JLEC’s charge, according to Leaders, is not to set the state on a new path, but rather assess what’s been done, the challenges that remain, and craft a long-term strategic vision for Washington’s behavioral health system.

One element of that vision will be to continue to transition the state from what Leaders calls “deep end” care – in which behavioral health care was centered in large state institutions, the criminal justice system and hospital emergency rooms – to preventive, community based care. While state institutions will always be needed, “The important piece is, figuring out how do we narrow the pipeline coming in to that level of state care, so that people can receive care in the community when that is better suited to them. And how then do we make sure that the pathways out of state care are there and available so that people don’t just sort of stall in our state hospitals.”

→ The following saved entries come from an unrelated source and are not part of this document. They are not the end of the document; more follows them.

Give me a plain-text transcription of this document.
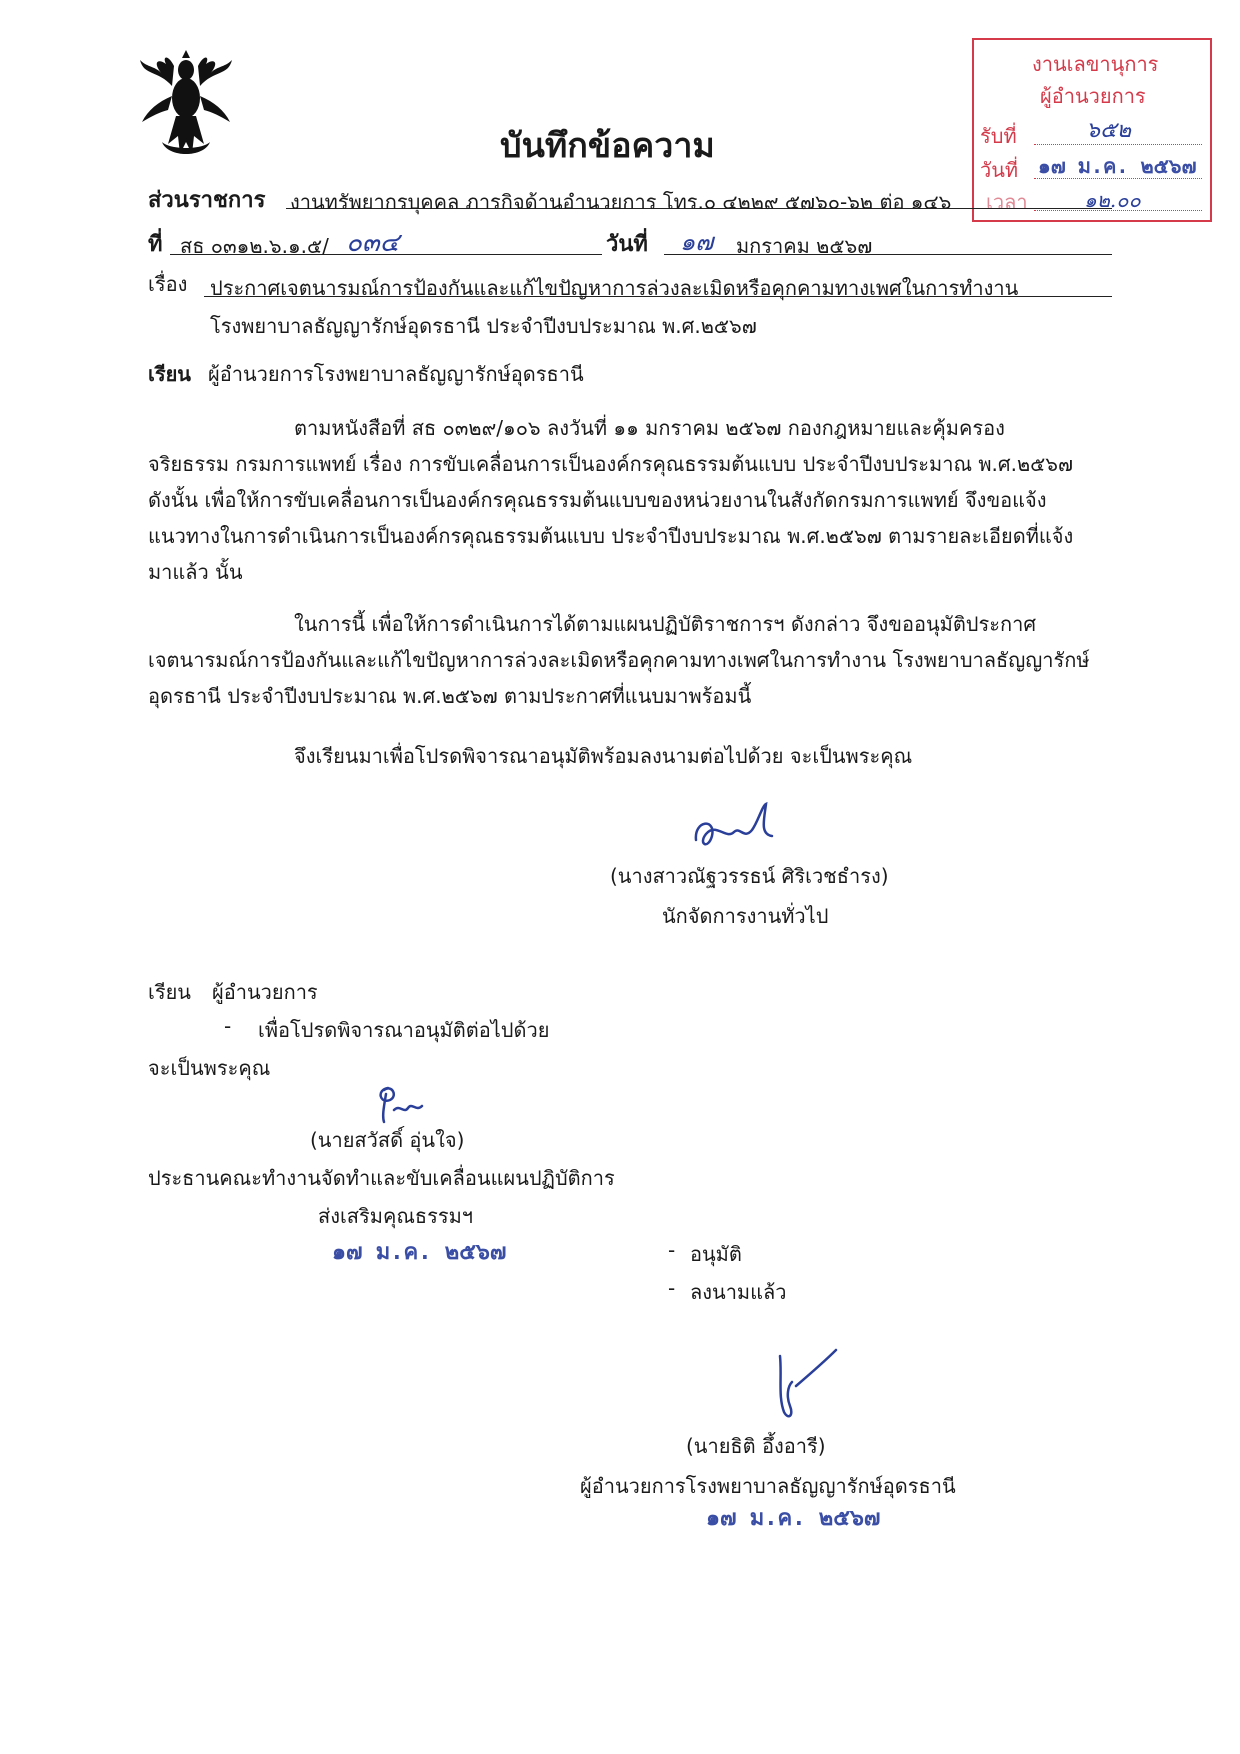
บันทึกข้อความ
งานเลขานุการ
ผู้อำนวยการ
รับที่	๖๕๒
วันที่ ๑๗ ม.ค. ๒๕๖๗
เวลา	๑๒.๐๐
ส่วนราชการ งานทรัพยากรบุคคล ภารกิจด้านอำนวยการ โทร.๐ ๔๒๒๙ ๕๗๖๐-๖๒ ต่อ ๑๔๖
ที่ สธ ๐๓๑๒.๖.๑.๕/ ๐๓๔	วันที่ ๑๗ มกราคม ๒๕๖๗
เรื่อง ประกาศเจตนารมณ์การป้องกันและแก้ไขปัญหาการล่วงละเมิดหรือคุกคามทางเพศในการทำงาน
โรงพยาบาลธัญญารักษ์อุดรธานี ประจำปีงบประมาณ พ.ศ.๒๕๖๗
เรียน ผู้อำนวยการโรงพยาบาลธัญญารักษ์อุดรธานี
ตามหนังสือที่ สธ ๐๓๒๙/๑๐๖ ลงวันที่ ๑๑ มกราคม ๒๕๖๗ กองกฎหมายและคุ้มครอง
จริยธรรม กรมการแพทย์ เรื่อง การขับเคลื่อนการเป็นองค์กรคุณธรรมต้นแบบ ประจำปีงบประมาณ พ.ศ.๒๕๖๗
ดังนั้น เพื่อให้การขับเคลื่อนการเป็นองค์กรคุณธรรมต้นแบบของหน่วยงานในสังกัดกรมการแพทย์ จึงขอแจ้ง
แนวทางในการดำเนินการเป็นองค์กรคุณธรรมต้นแบบ ประจำปีงบประมาณ พ.ศ.๒๕๖๗ ตามรายละเอียดที่แจ้ง
มาแล้ว นั้น
ในการนี้ เพื่อให้การดำเนินการได้ตามแผนปฏิบัติราชการฯ ดังกล่าว จึงขออนุมัติประกาศ
เจตนารมณ์การป้องกันและแก้ไขปัญหาการล่วงละเมิดหรือคุกคามทางเพศในการทำงาน โรงพยาบาลธัญญารักษ์
อุดรธานี ประจำปีงบประมาณ พ.ศ.๒๕๖๗ ตามประกาศที่แนบมาพร้อมนี้
จึงเรียนมาเพื่อโปรดพิจารณาอนุมัติพร้อมลงนามต่อไปด้วย จะเป็นพระคุณ
(นางสาวณัฐวรรธน์ ศิริเวชธำรง)
นักจัดการงานทั่วไป
เรียน ผู้อำนวยการ
- เพื่อโปรดพิจารณาอนุมัติต่อไปด้วย
จะเป็นพระคุณ
(นายสวัสดิ์ อุ่นใจ)
ประธานคณะทำงานจัดทำและขับเคลื่อนแผนปฏิบัติการ
ส่งเสริมคุณธรรมฯ
๑๗ ม.ค. ๒๕๖๗	- อนุมัติ
- ลงนามแล้ว
(นายธิติ อึ้งอารี)
ผู้อำนวยการโรงพยาบาลธัญญารักษ์อุดรธานี
๑๗ ม.ค. ๒๕๖๗
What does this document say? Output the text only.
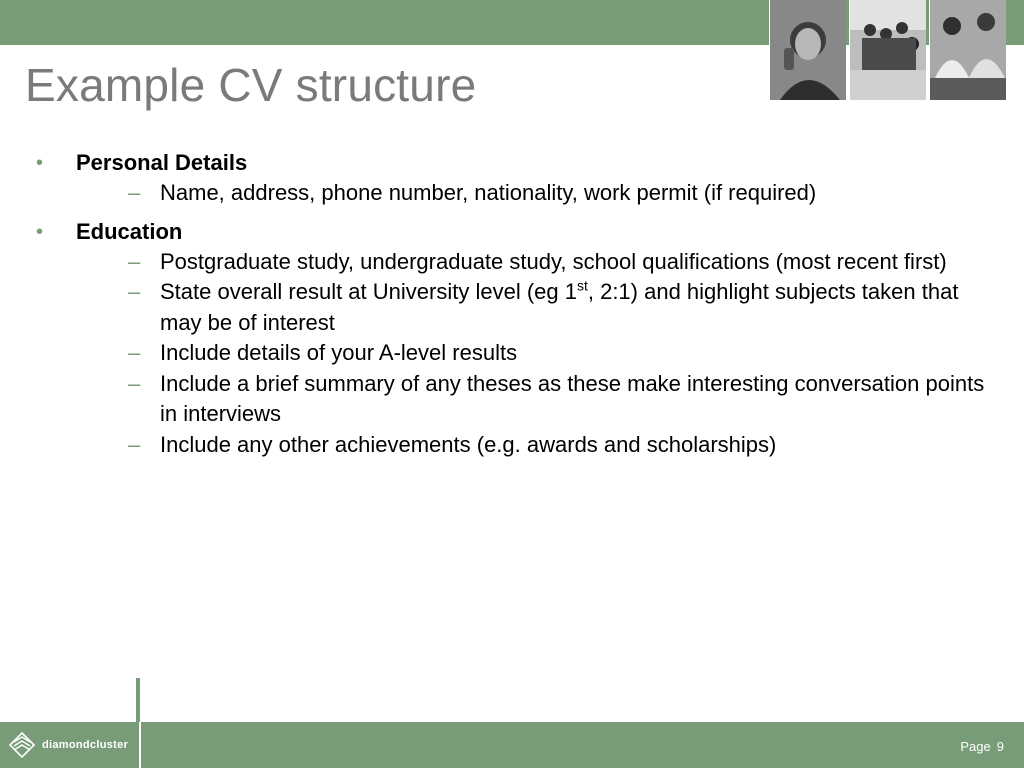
Example CV structure
• Personal Details
– Name, address, phone number, nationality, work permit (if required)
• Education
– Postgraduate study, undergraduate study, school qualifications (most recent first)
– State overall result at University level (eg 1st, 2:1) and highlight subjects taken that may be of interest
– Include details of your A-level results
– Include a brief summary of any theses as these make interesting conversation points in interviews
– Include any other achievements (e.g. awards and scholarships)
diamondcluster	Page 9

What’s going right? “There is work going on, I know sometimes it doesn’t always feel like it.” Leaders points to Washington’s “really ambitious approach to 988” the crisis response hotline; the opening of UW’s new behavioral health teaching hospital; more community beds coming online; increases in Medicaid reimbursement rates; “street medicine” and behavioral health specialists partnering with police; and the state coming into compliance with it’s obligations under the “Trueblood” lawsuit.

Among the challenges that remain, she says, are continuing to expand community based resources;  expanding and training the behavioral health workforce – including more opioid treatment providers and crisis responders, providers who can prescribe, and providers willing to provide medication assisted  care; finding the right balance between involuntary commitment and individual rights; and more.